Esophageal varices are enlarged and twisted veins primarily located in the submucosa of the lower esophagus and stomach, posing a significant risk of rupture and severe bleeding.
The primary cause of esophageal varices is portal hypertension, a condition arising from impaired portal venous circulation within a damaged liver.
This impairment causes increased obstruction in the hepatic portal vein, which impairs blood transport from the gastrointestinal system to the liver.
As a result, venous blood from the intestinal tract and spleen seeks alternative routes through collateral circulation. This process involves creating new pathways to redirect blood flow back to the heart's right atrium.

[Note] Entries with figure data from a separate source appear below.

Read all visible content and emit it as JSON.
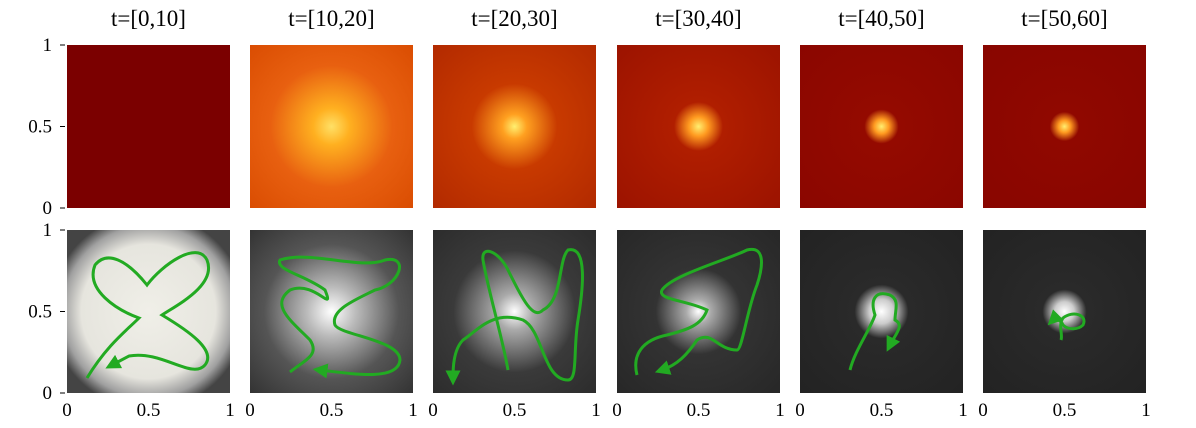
{
  "columns": [
    {
      "title": "t=[0,10]"
    },
    {
      "title": "t=[10,20]"
    },
    {
      "title": "t=[20,30]"
    },
    {
      "title": "t=[30,40]"
    },
    {
      "title": "t=[40,50]"
    },
    {
      "title": "t=[50,60]"
    }
  ],
  "y_axis_ticks": [
    0,
    0.5,
    1
  ],
  "x_axis_ticks": [
    0,
    0.5,
    1
  ]
}
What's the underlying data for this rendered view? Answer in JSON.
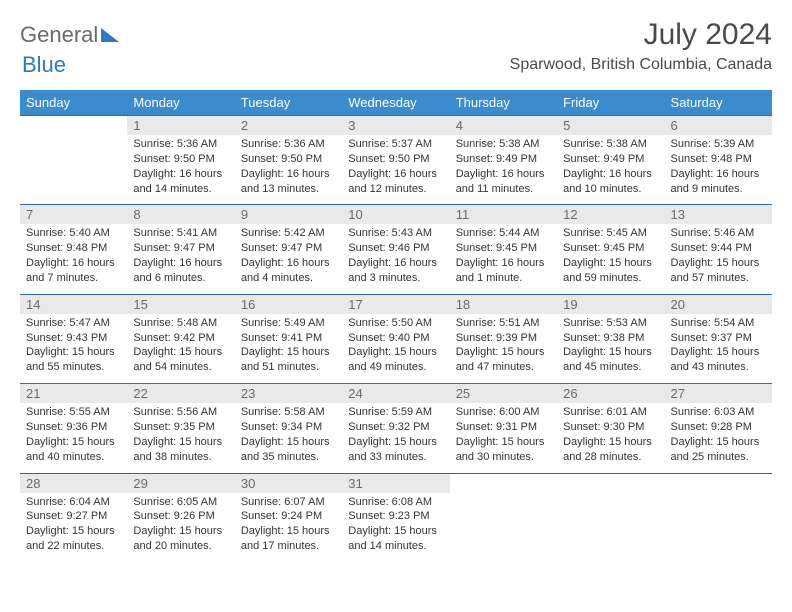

Collateral circulation in the lower esophagus and stomach leads to the development of fragile blood vessels, increasing the pressure in these veins.
This elevated pressure causes the veins to expand and form varices prone to bleeding due to the lack of elasticity.
Other causes of esophageal varices include portal vein thrombosis, right-sided heart failure, hepatic vein obstruction, splenomegaly with increased splenic vein blood flow, and heavy alcohol consumption.